Education Today
Early warning signs of learning problems
By James Olsen, Ph.D.

In any school population, some 15 to 20 percent of any class of children will have some form of learning disability. That means in a class of 30 kids, four to six kids will need some kind of long- or short-term help to succeed in school. Traditionally, most schools have not been set up to accommodate this group, with the result that they constitute a significant part of the elementary, high school and college dropout and prison populations. 

These kids are not stupid. Many, many of them are very bright indeed, but they do have learning problems. The earlier these problems are addressed, the better off the students are. The longer the wait, the longer it takes to fix them. Too long a delay can be devastating.

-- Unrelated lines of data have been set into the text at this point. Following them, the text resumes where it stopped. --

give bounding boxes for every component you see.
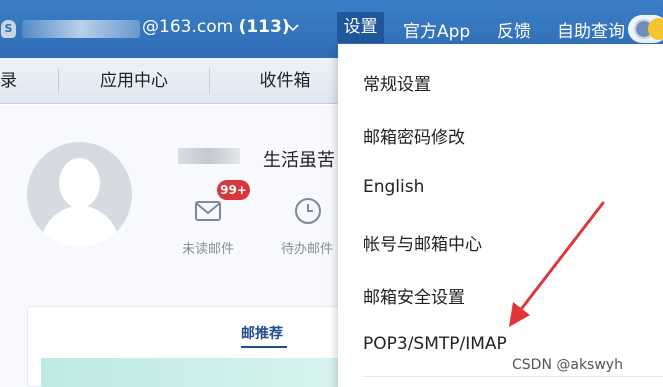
card-banner[interactable] bbox=[41, 358, 347, 387]
account-shield-icon: S bbox=[1, 20, 16, 38]
unread-badge: 99+ bbox=[217, 180, 250, 200]
account-email: @163.com bbox=[142, 17, 234, 37]
recommend-card: 邮推荐 bbox=[27, 306, 347, 387]
nav-tab-inbox[interactable]: 收件箱 bbox=[211, 58, 359, 104]
top-nav-feedback[interactable]: 反馈 bbox=[497, 17, 531, 42]
avatar[interactable] bbox=[27, 142, 132, 247]
menu-item-general-settings[interactable]: 常规设置 bbox=[363, 70, 431, 95]
tab-underline bbox=[241, 346, 287, 348]
menu-divider bbox=[363, 376, 663, 377]
nav-divider bbox=[209, 68, 210, 94]
tab-mail-recommend[interactable]: 邮推荐 bbox=[241, 323, 283, 343]
profile-name-redacted bbox=[178, 148, 240, 164]
nav-tab-app-center[interactable]: 应用中心 bbox=[60, 58, 208, 104]
menu-item-account-center[interactable]: 帐号与邮箱中心 bbox=[363, 230, 482, 255]
todo-mail-label: 待办邮件 bbox=[280, 242, 333, 257]
settings-dropdown: 常规设置 邮箱密码修改 English 帐号与邮箱中心 邮箱安全设置 POP3/… bbox=[338, 44, 663, 387]
account-unread-count: (113) bbox=[238, 17, 290, 37]
account-switcher[interactable]: @163.com (113) bbox=[142, 17, 290, 37]
account-username-redacted bbox=[22, 20, 140, 38]
unread-mail-label: 未读邮件 bbox=[181, 242, 234, 257]
menu-item-change-password[interactable]: 邮箱密码修改 bbox=[363, 123, 465, 148]
top-nav-self-service[interactable]: 自助查询 bbox=[557, 17, 625, 42]
top-nav-settings[interactable]: 设置 bbox=[337, 12, 384, 43]
clock-icon bbox=[295, 198, 321, 224]
menu-item-security-settings[interactable]: 邮箱安全设置 bbox=[363, 283, 465, 308]
chevron-down-icon[interactable] bbox=[287, 23, 299, 33]
user-circle-icon[interactable] bbox=[628, 15, 663, 43]
top-nav-official-app[interactable]: 官方App bbox=[403, 17, 470, 42]
mail-icon bbox=[195, 201, 221, 221]
menu-item-pop3-smtp-imap[interactable]: POP3/SMTP/IMAP bbox=[363, 334, 507, 354]
watermark: CSDN @akswyh bbox=[512, 357, 623, 373]
nav-divider bbox=[58, 68, 59, 94]
nav-tab-partial[interactable]: 录 bbox=[0, 58, 18, 104]
menu-item-english[interactable]: English bbox=[363, 177, 424, 197]
profile-name: 生活虽苦 bbox=[263, 150, 335, 171]
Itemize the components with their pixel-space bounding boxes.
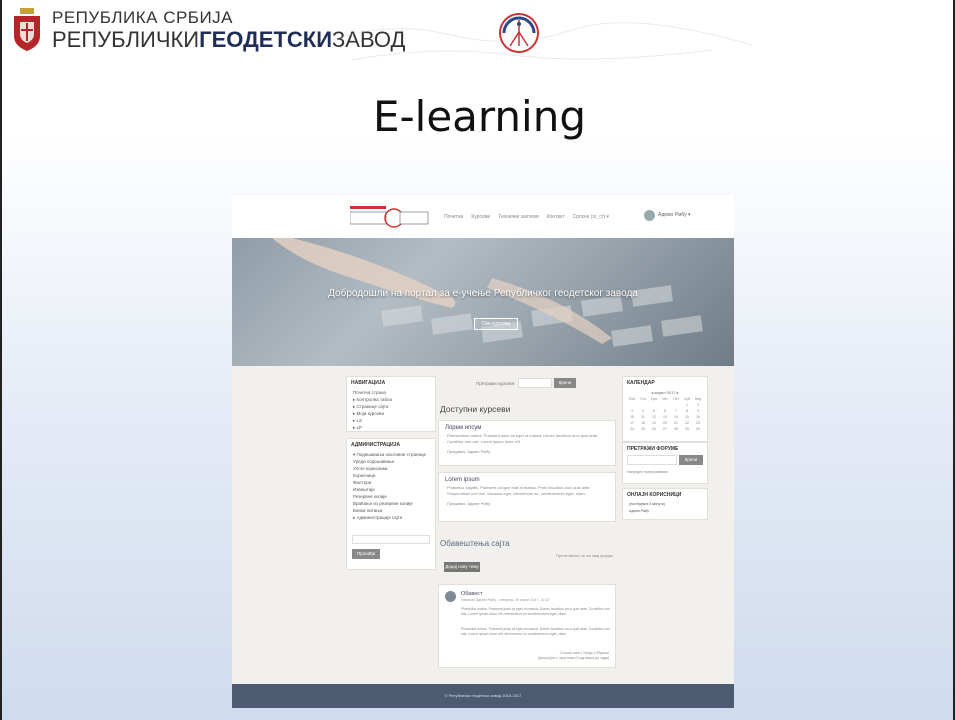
hero-text: Добродошли на портал за е-учење Републич… xyxy=(328,288,638,299)
navigation-block-title: НАВИГАЦИЈА xyxy=(351,380,386,386)
nav-item[interactable]: ▸ Контролна табла xyxy=(347,396,435,403)
calendar-month-nav[interactable]: ◂ април 2017 ▸ xyxy=(623,389,707,396)
course-search-label: Претражи курсеве: xyxy=(476,381,516,386)
online-user[interactable]: Админ Рмбу xyxy=(623,508,707,515)
nav-item[interactable]: ▸ Странице сајта xyxy=(347,403,435,410)
course-teacher: Предавач: Админ Рмбу xyxy=(447,501,491,506)
hero-banner: Добродошли на портал за е-учење Републич… xyxy=(232,238,734,366)
user-menu[interactable]: Админ Рмбу ▾ xyxy=(658,212,691,218)
rgz-logo-icon xyxy=(499,13,539,53)
admin-item[interactable]: Улоге корисника xyxy=(347,465,435,472)
navigation-block: НАВИГАЦИЈА Почетна страна ▸ Контролна та… xyxy=(346,376,436,432)
portal-logo-icon[interactable] xyxy=(350,204,430,230)
admin-item[interactable]: Резервне копије xyxy=(347,493,435,500)
online-users-period: (последњих 5 минута) xyxy=(629,502,665,506)
post-paragraph: Phasellus metus. Praesent justo at eget … xyxy=(461,607,611,616)
admin-item[interactable]: Корисници xyxy=(347,472,435,479)
portal-navbar: Почетна Курсеви Технички захтеви Контакт Срп… xyxy=(232,196,734,238)
user-avatar[interactable] xyxy=(644,210,655,221)
admin-item[interactable]: Уреди подешавања xyxy=(347,458,435,465)
administration-block: АДМИНИСТРАЦИЈА ▾ Подешавања насловне стр… xyxy=(346,438,436,570)
administration-block-title: АДМИНИСТРАЦИЈА xyxy=(351,442,401,448)
admin-item[interactable]: Извештаји xyxy=(347,486,435,493)
forum-post: Обавест Написао Админ Рмбу - четвртак, 2… xyxy=(438,584,616,668)
post-discuss-link[interactable]: Дискутујте о овој теми (0 одговора до са… xyxy=(538,656,609,661)
forum-search-input[interactable] xyxy=(627,455,677,465)
post-footer: Стални линк | Уреди | Обриши Дискутујте … xyxy=(538,651,609,661)
post-meta: Написао Админ Рмбу - четвртак, 20 април … xyxy=(461,598,550,602)
news-subscribe-link[interactable]: Претплатите се на овај форум xyxy=(556,553,613,558)
admin-item[interactable]: Банка питања xyxy=(347,507,435,514)
course-search-button[interactable]: Крени xyxy=(554,378,576,388)
nav-link[interactable]: Контакт xyxy=(547,214,565,220)
calendar-grid: Пон Уто Сре Чет Пет Суб Нед 12 3456789 10 11 12 1… xyxy=(628,397,702,431)
admin-item[interactable]: ▸ Администрација сајта xyxy=(347,514,435,521)
course-title[interactable]: Лорем ипсум xyxy=(439,421,615,433)
nav-item[interactable]: ▸ LS xyxy=(347,417,435,424)
admin-search-button[interactable]: Пронађи xyxy=(352,549,380,559)
nav-item[interactable]: ▸ LP xyxy=(347,424,435,431)
forum-search-title: ПРЕТРАЖИ ФОРУМЕ xyxy=(627,446,679,452)
course-search-input[interactable] xyxy=(518,378,552,388)
course-card: Lorem ipsum Phasellus sagittis. Praesent… xyxy=(438,472,616,522)
slide-header: РЕПУБЛИКА СРБИЈА РЕПУБЛИЧКИГЕОДЕТСКИЗАВО… xyxy=(2,0,955,70)
forum-search-block: ПРЕТРАЖИ ФОРУМЕ Крени Напредно претражив… xyxy=(622,442,708,484)
portal-screenshot: Почетна Курсеви Технички захтеви Контакт Срп… xyxy=(232,196,734,708)
admin-item[interactable]: Филтери xyxy=(347,479,435,486)
serbian-coat-of-arms-icon xyxy=(14,8,40,51)
add-topic-button[interactable]: Додај нову тему xyxy=(444,562,480,572)
course-description: Phasellus sagittis. Praesent congue erat… xyxy=(447,485,591,496)
all-courses-button[interactable]: Сви курсеви xyxy=(474,318,518,330)
course-description: Praesentium metus. Praesent justo ad ege… xyxy=(447,433,599,444)
org-line-1: РЕПУБЛИКА СРБИЈА xyxy=(52,8,234,27)
admin-item[interactable]: ▾ Подешавања насловне странице xyxy=(347,451,435,458)
slide-title: E-learning xyxy=(372,92,587,141)
keyboard-image xyxy=(272,238,703,347)
admin-search-input[interactable] xyxy=(352,535,430,544)
nav-link[interactable]: Почетна xyxy=(444,214,463,220)
course-card: Лорем ипсум Praesentium metus. Praesent … xyxy=(438,420,616,466)
online-users-title: ОНЛАЈН КОРИСНИЦИ xyxy=(627,492,682,498)
post-author-avatar xyxy=(445,591,456,602)
nav-link[interactable]: Технички захтеви xyxy=(498,214,538,220)
language-menu[interactable]: Српски (sr_cr) ▾ xyxy=(573,214,609,220)
post-title: Обавест xyxy=(461,591,483,597)
advanced-search-link[interactable]: Напредно претраживање xyxy=(627,469,668,476)
admin-item[interactable]: Враћање из резервне копије xyxy=(347,500,435,507)
nav-link[interactable]: Курсеви xyxy=(471,214,490,220)
slide: РЕПУБЛИКА СРБИЈА РЕПУБЛИЧКИГЕОДЕТСКИЗАВО… xyxy=(0,0,955,720)
portal-footer: © Републички геодетски завод 2016-2017 xyxy=(232,684,734,708)
courses-heading: Доступни курсеви xyxy=(440,404,511,414)
news-heading: Обавештења сајта xyxy=(440,539,510,548)
header-map-watermark xyxy=(332,22,752,61)
portal-nav-links: Почетна Курсеви Технички захтеви Контакт Срп… xyxy=(444,214,617,220)
forum-search-button[interactable]: Крени xyxy=(679,455,703,465)
calendar-title: КАЛЕНДАР xyxy=(627,380,655,386)
nav-item[interactable]: ▸ Моји курсеви xyxy=(347,410,435,417)
calendar-block: КАЛЕНДАР ◂ април 2017 ▸ Пон Уто Сре Чет Пет С… xyxy=(622,376,708,442)
course-title[interactable]: Lorem ipsum xyxy=(439,473,615,485)
nav-item[interactable]: Почетна страна xyxy=(347,389,435,396)
online-users-block: ОНЛАЈН КОРИСНИЦИ (последњих 5 минута) Ад… xyxy=(622,488,708,520)
course-teacher: Предавач: Админ Рмбу xyxy=(447,449,491,454)
post-paragraph: Phasellus metus. Praesent justo at eget … xyxy=(461,627,611,636)
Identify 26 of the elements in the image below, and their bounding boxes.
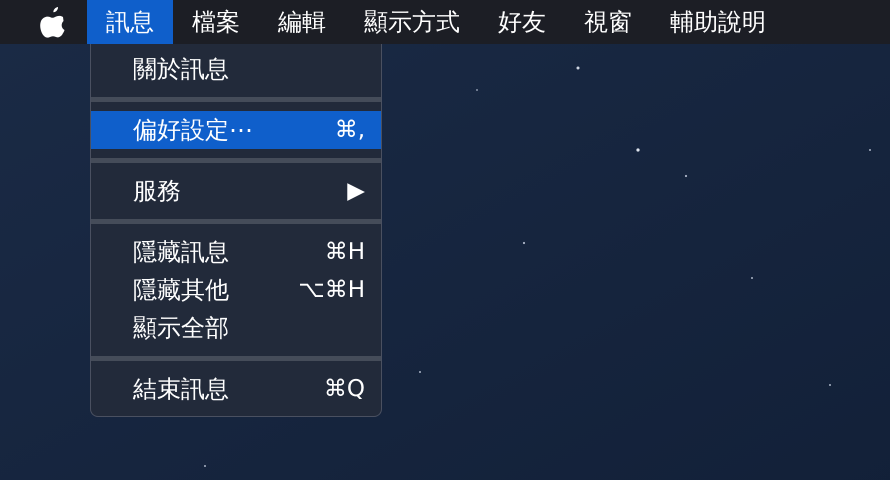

If you are tuned into your child, you can spot the early warning signs of learning problems long before a teacher does. We noticed that our grandchild still holds a book upside down at the age of five, mixes up and has trouble writing her letters, is hyperactive and has difficulty organizing her thoughts. Like many disabled children, she is also very bright, has great interpersonal skills and is highly articulate. If there is early intervention now, she will be able to manage those problems and exploit her natural advantages probably after a year of help. If her parents wait, then there will be a crisis point probably sometime during the third or fourth grade. Assuming she will receive help at that time, it may take two to three years of help to reverse her problems.

It’s not her fault. In a recent course my wife and I took via satellite from USC, the clinician held up a strand of DNA, which is like a multicolored piece of yarn, and pointed to the specific gene that causes the problem. That gene creates behaviors that teachers can easily observe. Some academic symptoms are reversals in reading and writing, poor performance on group tests, difficulty with tasks requiring sequencing, not completing work, working very slowly and often being confused by instructions. The child is also often overactive, easily distractible and may have mixed dominance (sometimes uses the right hand and at other times the left).

No one child will display all of these symptoms but will show enough of them to warrant diagnostic testing. All kids can have two or three of these problems, like number and letter reversal to some extent, but learning-disabled kids will have them in clusters and they will be chronic. Without treatment, many children learn elaborate scams to conceal them and will have a very negative school experience. What do you do when you can’t follow the steps of the teacher’s instructions or when you can’t get your writing or numbers straight on a test?

Someday, probably in a few decades, doctors will simply remove the troublesome gene on the DNA strand and replace it with another. In the meantime, we are stuck with the expensive, time-consuming teaching methodologies we have. We hope our granddaughter receives the help she needs sooner rather than later. In that way, she won’t have to suffer the stress and conflict so many learning-disabled children bring to our door.